The bill clarifies and tightens tax treatment of wagering losses to reduce improper deductions and increase fairness, but that clarity comes at the cost of higher taxes for some gamblers and added compliance and recordkeeping burdens.
Taxpayers who report net wagering income get clearer rules limiting use of wagering losses to offset gains, reducing ambiguity in filings and making reporting more consistent.
The change reduces scope for improper or excessive wagering-related deductions, improving tax fairness for non-gambling taxpayers.
By clarifying the tax treatment now with an effective date in 2026, taxpayers and tax professionals have time to adjust, lowering short-term uncertainty.
Some taxpayers — including recreational bettors and professional gamblers — may no longer be able to deduct wagering losses or related wagering expenses, increasing their taxable income and tax owed.
Applying the clarified limitation across diverse wagering-related deductions could increase compliance and recordkeeping burdens for taxpayers and the IRS.
Based on analysis of 2 sections of legislative text.

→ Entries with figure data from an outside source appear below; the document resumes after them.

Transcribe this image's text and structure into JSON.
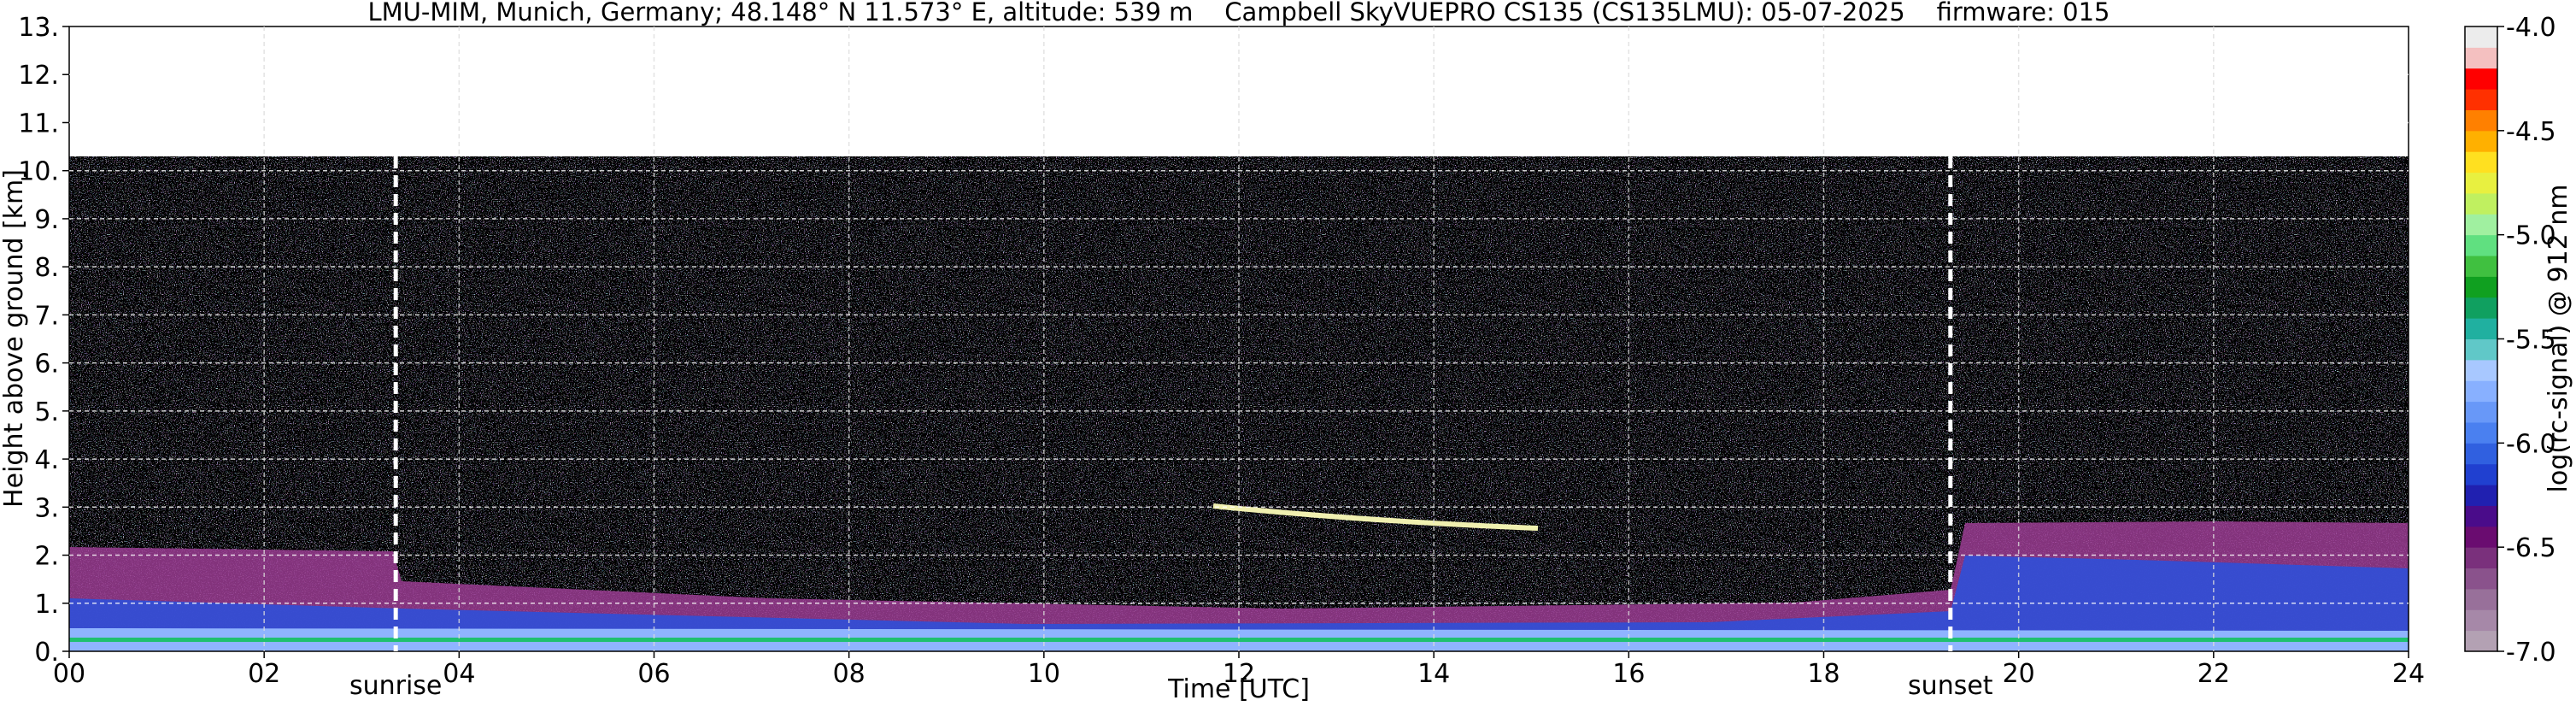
{
  "chart_data": {
    "type": "heatmap",
    "title": "LMU-MIM, Munich, Germany; 48.148° N 11.573° E, altitude: 539 m    Campbell SkyVUEPRO CS135 (CS135LMU): 05-07-2025    firmware: 015",
    "x_label": "Time [UTC]",
    "y_label": "Height above ground [km]",
    "colorbar_label": "log(rc-signal) @ 912 nm",
    "xlim": [
      0,
      24
    ],
    "xticks": [
      {
        "value": 0,
        "label": "00"
      },
      {
        "value": 2,
        "label": "02"
      },
      {
        "value": 4,
        "label": "04"
      },
      {
        "value": 6,
        "label": "06"
      },
      {
        "value": 8,
        "label": "08"
      },
      10,
      12,
      14,
      16,
      18,
      20,
      22,
      24
    ],
    "ylim": [
      0,
      13
    ],
    "yticks": [
      {
        "value": 0,
        "label": "0."
      },
      {
        "value": 1,
        "label": "1."
      },
      {
        "value": 2,
        "label": "2."
      },
      {
        "value": 3,
        "label": "3."
      },
      {
        "value": 4,
        "label": "4."
      },
      {
        "value": 5,
        "label": "5."
      },
      {
        "value": 6,
        "label": "6."
      },
      {
        "value": 7,
        "label": "7."
      },
      {
        "value": 8,
        "label": "8."
      },
      {
        "value": 9,
        "label": "9."
      },
      {
        "value": 10,
        "label": "10."
      },
      {
        "value": 11,
        "label": "11."
      },
      {
        "value": 12,
        "label": "12."
      },
      {
        "value": 13,
        "label": "13."
      }
    ],
    "grid": true,
    "clim": [
      -7,
      -4
    ],
    "cticks": [
      {
        "value": -7,
        "label": "-7.0"
      },
      {
        "value": -6.5,
        "label": "-6.5"
      },
      {
        "value": -6,
        "label": "-6.0"
      },
      {
        "value": -5.5,
        "label": "-5.5"
      },
      {
        "value": -5,
        "label": "-5.0"
      },
      {
        "value": -4.5,
        "label": "-4.5"
      },
      {
        "value": -4,
        "label": "-4.0"
      }
    ],
    "colormap": [
      "#b3a1b3",
      "#a688a8",
      "#98709a",
      "#8a528c",
      "#7a307c",
      "#6a0c70",
      "#4a0c8a",
      "#2020b0",
      "#2040d0",
      "#3060e0",
      "#4a80f0",
      "#6898f8",
      "#88b0ff",
      "#a8c8ff",
      "#60c8c8",
      "#20b0a0",
      "#10a060",
      "#10a020",
      "#40c040",
      "#60e080",
      "#a0f0a0",
      "#c0f060",
      "#e8f040",
      "#ffe020",
      "#ffb000",
      "#ff8000",
      "#ff3000",
      "#ff0000",
      "#f4c0c0",
      "#ececec"
    ],
    "annotations": [
      {
        "text": "sunrise",
        "x": 3.35
      },
      {
        "text": "sunset",
        "x": 19.3
      }
    ]
  }
}
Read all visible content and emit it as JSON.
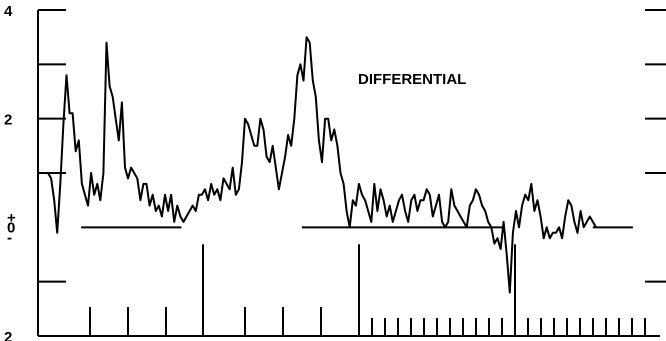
{
  "chart_data": {
    "type": "line",
    "title": "DIFFERENTIAL",
    "xlabel": "",
    "ylabel": "",
    "ylim": [
      -2,
      4
    ],
    "y_ticks": [
      {
        "value": 4,
        "label": "4"
      },
      {
        "value": 2,
        "label": "2"
      },
      {
        "value": 0,
        "label": "+\n0\n-"
      },
      {
        "value": -2,
        "label": "2"
      }
    ],
    "grid": false,
    "series": [
      {
        "values": [
          1.0,
          0.9,
          0.5,
          -0.1,
          0.8,
          1.9,
          2.8,
          2.1,
          2.1,
          1.4,
          1.6,
          0.8,
          0.6,
          0.4,
          1.0,
          0.6,
          0.8,
          0.5,
          1.0,
          3.4,
          2.6,
          2.4,
          2.0,
          1.6,
          2.3,
          1.1,
          0.9,
          1.1,
          1.0,
          0.9,
          0.5,
          0.8,
          0.8,
          0.4,
          0.6,
          0.3,
          0.4,
          0.2,
          0.6,
          0.3,
          0.6,
          0.1,
          0.4,
          0.2,
          0.1,
          0.2,
          0.3,
          0.4,
          0.3,
          0.6,
          0.6,
          0.7,
          0.5,
          0.8,
          0.6,
          0.7,
          0.5,
          0.9,
          0.8,
          0.7,
          1.1,
          0.6,
          0.7,
          1.2,
          2.0,
          1.9,
          1.7,
          1.5,
          1.5,
          2.0,
          1.8,
          1.3,
          1.2,
          1.5,
          1.1,
          0.7,
          1.0,
          1.3,
          1.7,
          1.5,
          2.0,
          2.8,
          3.0,
          2.7,
          3.5,
          3.4,
          2.7,
          2.4,
          1.6,
          1.2,
          2.0,
          2.0,
          1.6,
          1.8,
          1.5,
          1.0,
          0.8,
          0.3,
          0.0,
          0.5,
          0.4,
          0.8,
          0.6,
          0.5,
          0.3,
          0.1,
          0.8,
          0.3,
          0.7,
          0.5,
          0.2,
          0.4,
          0.1,
          0.3,
          0.5,
          0.6,
          0.3,
          0.1,
          0.5,
          0.6,
          0.3,
          0.5,
          0.5,
          0.7,
          0.6,
          0.2,
          0.4,
          0.6,
          0.1,
          0.0,
          0.1,
          0.7,
          0.4,
          0.3,
          0.2,
          0.1,
          0.0,
          0.4,
          0.5,
          0.7,
          0.6,
          0.4,
          0.3,
          0.1,
          0.0,
          -0.3,
          -0.2,
          -0.4,
          0.1,
          -0.5,
          -1.2,
          -0.1,
          0.3,
          0.0,
          0.4,
          0.6,
          0.5,
          0.8,
          0.3,
          0.5,
          0.2,
          -0.2,
          0.0,
          -0.2,
          -0.1,
          -0.1,
          0.0,
          -0.2,
          0.2,
          0.5,
          0.4,
          0.1,
          -0.1,
          0.3,
          0.0,
          0.1,
          0.2,
          0.1,
          0.0
        ]
      }
    ],
    "baseline_segments": [
      {
        "from": 4,
        "to": 14,
        "y": 0
      },
      {
        "from": 26,
        "to": 46,
        "y": 0
      },
      {
        "from": 55,
        "to": 59,
        "y": 0
      }
    ],
    "long_marks": [
      4,
      8,
      12,
      16,
      16.5,
      20,
      24,
      28,
      36,
      40,
      44,
      48,
      49
    ],
    "short_marks": [
      1,
      2,
      3,
      5,
      6,
      7,
      9,
      10,
      11,
      13,
      14,
      15,
      17,
      18,
      19,
      21,
      22,
      23,
      25,
      26,
      27,
      29,
      30,
      31,
      32,
      33,
      34,
      35,
      37,
      38,
      39,
      41,
      42,
      43,
      45,
      46,
      47,
      49,
      50,
      51,
      52,
      53,
      54,
      55,
      56,
      57,
      58,
      59,
      60,
      61,
      62,
      63,
      64
    ]
  }
}
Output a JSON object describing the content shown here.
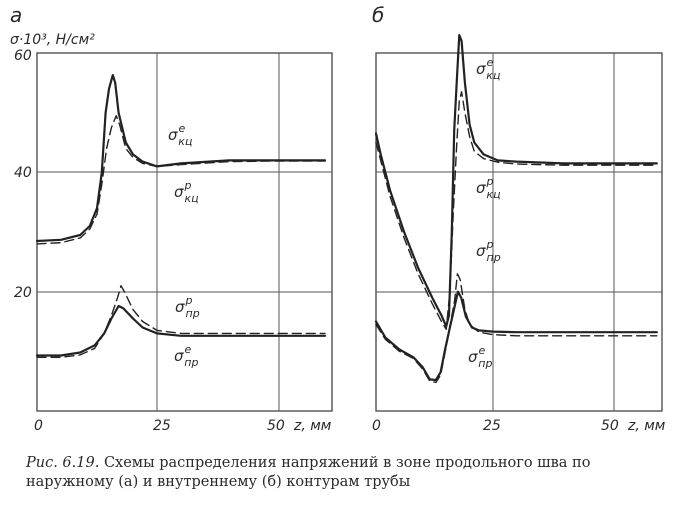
{
  "figure": {
    "caption_label": "Рис. 6.19.",
    "caption_text": "Схемы распределения напряжений в зоне продольного шва по наружному (а) и внутреннему (б) контурам трубы"
  },
  "chart_data": [
    {
      "type": "line",
      "panel_label": "а",
      "ylabel": "σ·10³, Н/см²",
      "xlabel": "z, мм",
      "xlim": [
        0,
        60
      ],
      "ylim": [
        0,
        60
      ],
      "xticks": [
        "0",
        "25",
        "50"
      ],
      "yticks": [
        "20",
        "40",
        "60"
      ],
      "grid": true,
      "series": [
        {
          "name": "σкц^е",
          "style": "solid",
          "points": [
            [
              0,
              28.5
            ],
            [
              5,
              28.7
            ],
            [
              9,
              29.5
            ],
            [
              11,
              31
            ],
            [
              12.5,
              34
            ],
            [
              13.5,
              40
            ],
            [
              14.3,
              50
            ],
            [
              15,
              54
            ],
            [
              15.8,
              56.3
            ],
            [
              16.3,
              55
            ],
            [
              17,
              50
            ],
            [
              18.5,
              45
            ],
            [
              20,
              43
            ],
            [
              22,
              41.8
            ],
            [
              25,
              41
            ],
            [
              30,
              41.5
            ],
            [
              40,
              42
            ],
            [
              50,
              42
            ],
            [
              60,
              42
            ]
          ]
        },
        {
          "name": "σкц^р",
          "style": "dashed",
          "points": [
            [
              0,
              28
            ],
            [
              5,
              28.2
            ],
            [
              9,
              29
            ],
            [
              11,
              30.5
            ],
            [
              12.5,
              33
            ],
            [
              13.5,
              38
            ],
            [
              14.5,
              44
            ],
            [
              15.5,
              47.5
            ],
            [
              16.5,
              49.5
            ],
            [
              17.2,
              48
            ],
            [
              18.5,
              44
            ],
            [
              20,
              42.5
            ],
            [
              22,
              41.5
            ],
            [
              25,
              41
            ],
            [
              30,
              41.3
            ],
            [
              40,
              41.8
            ],
            [
              50,
              41.9
            ],
            [
              60,
              41.9
            ]
          ]
        },
        {
          "name": "σпр^р",
          "style": "dashed",
          "points": [
            [
              0,
              9
            ],
            [
              5,
              9
            ],
            [
              9,
              9.4
            ],
            [
              12,
              10.5
            ],
            [
              14,
              13
            ],
            [
              15.5,
              16
            ],
            [
              16.8,
              19
            ],
            [
              17.5,
              21
            ],
            [
              18.2,
              20
            ],
            [
              20,
              17
            ],
            [
              22,
              15
            ],
            [
              25,
              13.5
            ],
            [
              30,
              13
            ],
            [
              40,
              13
            ],
            [
              50,
              13
            ],
            [
              60,
              13
            ]
          ]
        },
        {
          "name": "σпр^е",
          "style": "solid",
          "points": [
            [
              0,
              9.3
            ],
            [
              5,
              9.3
            ],
            [
              9,
              9.8
            ],
            [
              12,
              11
            ],
            [
              14,
              13
            ],
            [
              15.5,
              15.5
            ],
            [
              17,
              17.6
            ],
            [
              18,
              17.2
            ],
            [
              20,
              15.5
            ],
            [
              22,
              14
            ],
            [
              25,
              13
            ],
            [
              30,
              12.6
            ],
            [
              40,
              12.6
            ],
            [
              50,
              12.6
            ],
            [
              60,
              12.6
            ]
          ]
        }
      ]
    },
    {
      "type": "line",
      "panel_label": "б",
      "xlabel": "z, мм",
      "xlim": [
        0,
        60
      ],
      "ylim": [
        0,
        60
      ],
      "xticks": [
        "0",
        "25",
        "50"
      ],
      "grid": true,
      "series": [
        {
          "name": "σкц^е",
          "style": "solid",
          "points": [
            [
              0,
              46.5
            ],
            [
              1,
              43
            ],
            [
              3,
              37
            ],
            [
              6,
              30
            ],
            [
              9,
              24
            ],
            [
              12,
              19
            ],
            [
              14,
              16
            ],
            [
              15,
              14.2
            ],
            [
              15.6,
              16
            ],
            [
              16.2,
              30
            ],
            [
              16.7,
              47
            ],
            [
              17.3,
              56
            ],
            [
              17.8,
              63
            ],
            [
              18.3,
              62
            ],
            [
              19,
              55
            ],
            [
              20,
              48
            ],
            [
              21,
              45
            ],
            [
              23,
              43
            ],
            [
              26,
              42
            ],
            [
              30,
              41.8
            ],
            [
              40,
              41.5
            ],
            [
              50,
              41.5
            ],
            [
              60,
              41.5
            ]
          ]
        },
        {
          "name": "σкц^р",
          "style": "dashed",
          "points": [
            [
              0,
              45
            ],
            [
              1,
              42
            ],
            [
              3,
              36
            ],
            [
              6,
              29
            ],
            [
              9,
              23
            ],
            [
              12,
              18
            ],
            [
              14,
              15
            ],
            [
              15,
              13.7
            ],
            [
              15.8,
              20
            ],
            [
              16.5,
              33
            ],
            [
              17.2,
              44
            ],
            [
              17.8,
              52
            ],
            [
              18.3,
              53.5
            ],
            [
              19,
              50
            ],
            [
              20,
              46
            ],
            [
              21,
              43.5
            ],
            [
              23,
              42.3
            ],
            [
              26,
              41.7
            ],
            [
              30,
              41.4
            ],
            [
              40,
              41.2
            ],
            [
              50,
              41.2
            ],
            [
              60,
              41.2
            ]
          ]
        },
        {
          "name": "σпр^р",
          "style": "dashed",
          "points": [
            [
              0,
              14.5
            ],
            [
              2,
              12
            ],
            [
              5,
              10
            ],
            [
              8,
              8.8
            ],
            [
              10,
              7
            ],
            [
              11.5,
              5
            ],
            [
              12.8,
              4.8
            ],
            [
              13.8,
              6
            ],
            [
              14.8,
              10
            ],
            [
              15.8,
              14.2
            ],
            [
              16.8,
              18.5
            ],
            [
              17.4,
              23
            ],
            [
              18,
              22
            ],
            [
              19,
              17
            ],
            [
              20,
              14.5
            ],
            [
              22,
              13.2
            ],
            [
              25,
              12.8
            ],
            [
              30,
              12.6
            ],
            [
              40,
              12.6
            ],
            [
              50,
              12.6
            ],
            [
              60,
              12.6
            ]
          ]
        },
        {
          "name": "σпр^е",
          "style": "solid",
          "points": [
            [
              0,
              15
            ],
            [
              2,
              12.3
            ],
            [
              5,
              10.3
            ],
            [
              8,
              9
            ],
            [
              10,
              7.3
            ],
            [
              11.5,
              5.3
            ],
            [
              12.8,
              5.2
            ],
            [
              13.8,
              6.5
            ],
            [
              14.8,
              10.5
            ],
            [
              15.8,
              14
            ],
            [
              16.8,
              17.5
            ],
            [
              17.5,
              20
            ],
            [
              18.2,
              19
            ],
            [
              19.2,
              15.8
            ],
            [
              20.5,
              14
            ],
            [
              22,
              13.5
            ],
            [
              25,
              13.3
            ],
            [
              30,
              13.2
            ],
            [
              40,
              13.2
            ],
            [
              50,
              13.2
            ],
            [
              60,
              13.2
            ]
          ]
        }
      ]
    }
  ],
  "annotations_a": [
    {
      "series": "σкц^е",
      "base": "σ",
      "sub": "кц",
      "sup": "е"
    },
    {
      "series": "σкц^р",
      "base": "σ",
      "sub": "кц",
      "sup": "р"
    },
    {
      "series": "σпр^р",
      "base": "σ",
      "sub": "пр",
      "sup": "р"
    },
    {
      "series": "σпр^е",
      "base": "σ",
      "sub": "пр",
      "sup": "е"
    }
  ],
  "annotations_b": [
    {
      "series": "σкц^е",
      "base": "σ",
      "sub": "кц",
      "sup": "е"
    },
    {
      "series": "σкц^р",
      "base": "σ",
      "sub": "кц",
      "sup": "р"
    },
    {
      "series": "σпр^р",
      "base": "σ",
      "sub": "пр",
      "sup": "р"
    },
    {
      "series": "σпр^е",
      "base": "σ",
      "sub": "пр",
      "sup": "е"
    }
  ]
}
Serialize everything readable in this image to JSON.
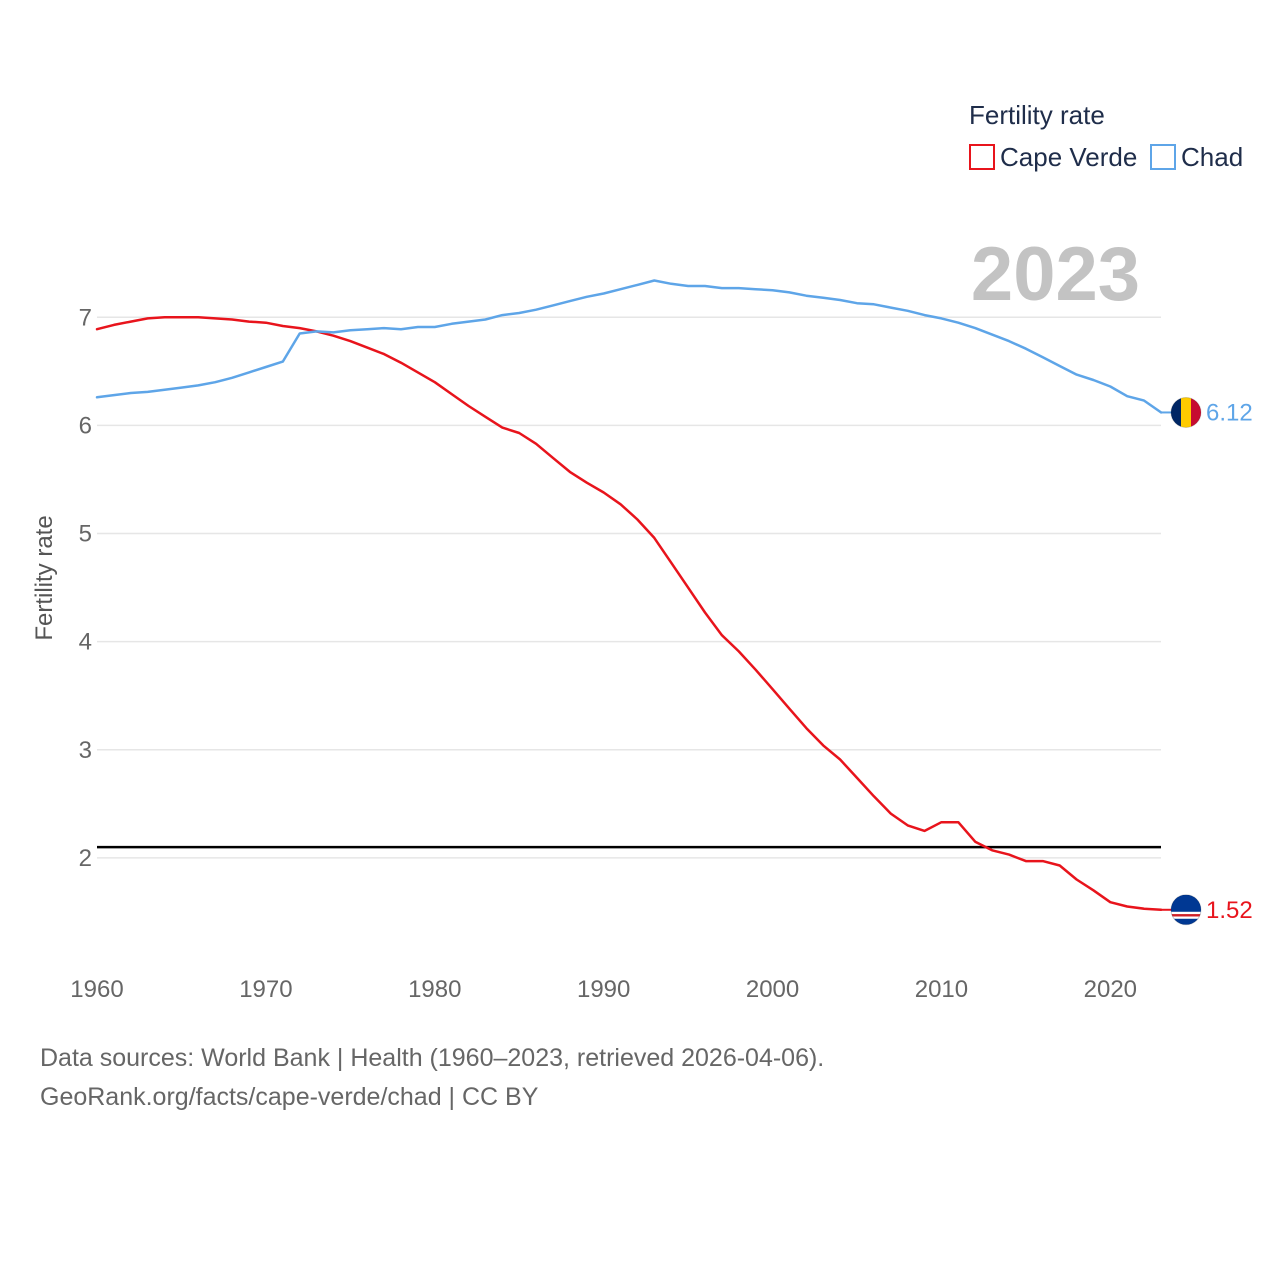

Introduced January 8, 2026 by Max Miller · Last progress January 8, 2026
Reinstates and codifies the tax rule that limits deduction of wagering losses so losses can only be deducted to the extent of wagering gains. The rule also clarifies that any deduction otherwise allowable under the tax code that is incurred in carrying on wagering transactions is subject to this limitation. The change takes effect for taxable years beginning after December 31, 2025.